Lagos — The United States Energy Information Administration, EIA, has forecast oil prices at $70 per barrels this year.
“For 2022 as a whole, we expect that growth in production from OPEC Plus, of U.S. tight oil, and from other non-OPEC countries will outpace slowing growth in global oil consumption, especially in light of renewed concerns about COVID-19 variants,” the EIA said in a recently issued short-term energy outlook.

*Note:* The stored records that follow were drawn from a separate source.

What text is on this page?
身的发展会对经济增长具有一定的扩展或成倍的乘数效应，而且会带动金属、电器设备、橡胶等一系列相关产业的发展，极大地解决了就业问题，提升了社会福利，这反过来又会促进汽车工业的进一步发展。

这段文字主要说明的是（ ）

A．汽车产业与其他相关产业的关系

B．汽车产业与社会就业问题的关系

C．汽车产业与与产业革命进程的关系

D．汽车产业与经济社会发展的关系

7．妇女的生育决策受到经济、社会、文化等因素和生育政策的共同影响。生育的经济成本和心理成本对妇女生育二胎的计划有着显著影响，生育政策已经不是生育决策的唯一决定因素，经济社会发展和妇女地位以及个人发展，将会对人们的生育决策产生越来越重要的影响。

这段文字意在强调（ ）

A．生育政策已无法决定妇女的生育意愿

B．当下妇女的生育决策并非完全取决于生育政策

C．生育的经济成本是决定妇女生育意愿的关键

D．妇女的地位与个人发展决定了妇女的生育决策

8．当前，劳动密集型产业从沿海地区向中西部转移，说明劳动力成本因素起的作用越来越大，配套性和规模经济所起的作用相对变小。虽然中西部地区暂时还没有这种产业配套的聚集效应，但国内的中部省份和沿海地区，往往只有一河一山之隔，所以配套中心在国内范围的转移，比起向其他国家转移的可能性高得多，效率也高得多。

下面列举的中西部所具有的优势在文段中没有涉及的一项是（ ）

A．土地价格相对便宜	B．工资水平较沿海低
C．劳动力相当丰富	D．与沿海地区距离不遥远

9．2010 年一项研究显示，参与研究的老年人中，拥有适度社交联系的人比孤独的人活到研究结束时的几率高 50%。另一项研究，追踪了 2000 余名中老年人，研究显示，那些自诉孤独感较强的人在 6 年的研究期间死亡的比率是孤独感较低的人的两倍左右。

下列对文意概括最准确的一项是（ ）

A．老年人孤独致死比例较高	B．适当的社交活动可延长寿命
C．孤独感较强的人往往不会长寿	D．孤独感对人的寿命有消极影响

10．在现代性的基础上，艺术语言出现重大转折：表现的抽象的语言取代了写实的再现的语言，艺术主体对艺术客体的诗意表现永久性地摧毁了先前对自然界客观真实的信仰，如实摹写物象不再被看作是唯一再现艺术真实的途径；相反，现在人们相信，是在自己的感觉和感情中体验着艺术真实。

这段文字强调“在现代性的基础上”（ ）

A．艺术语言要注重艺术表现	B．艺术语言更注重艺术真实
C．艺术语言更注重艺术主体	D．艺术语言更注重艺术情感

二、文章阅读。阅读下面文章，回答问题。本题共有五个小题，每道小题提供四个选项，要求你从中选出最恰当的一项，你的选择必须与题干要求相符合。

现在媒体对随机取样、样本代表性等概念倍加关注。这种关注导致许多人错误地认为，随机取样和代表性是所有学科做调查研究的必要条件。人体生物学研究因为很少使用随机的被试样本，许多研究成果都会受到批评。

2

“In reality, crude oil futures prices have witnessed substantial correction since early November due to the decision to release crude oil stocks in a few major oil consuming countries and warmer-than-expected winter in the Northern Hemisphere so far.
Brent crude oil futures prices will average 70 U.S. dollars per barrel in 2022,” the agency stated in the outlook.
But, in a bullish report from JP Morgan, analysts are predicting $125 oil this year and $150 oil in 2023.
The forecast, according to the report, is driven by the belief that OPEC has a limited capacity to increase oil production.
“Crude oil could soar to $125 per barrel next year and $150 in 2023 due to OPEC’s limited capacity to boost production,” JP Morgan analysts said in a new report.
“OPEC+ is not immune to the impacts of underinvestment…. We estimate ‘true’ OPEC spare capacity in 2022 will be about 2 million barrels per day (43%) below consensus estimates of 4.8 million,” the team, led by Christyan Malek, wrote.
“While we believe a three-month pause to 400,000 barrel-per-day monthly increments is needed during the first half of 2022 to balance the market (and potentially a cut pending impact of new COVID variants), the group will struggle to deliver monthly growth of more than 250,000 barrels per day once reinstated,” the analysts also said.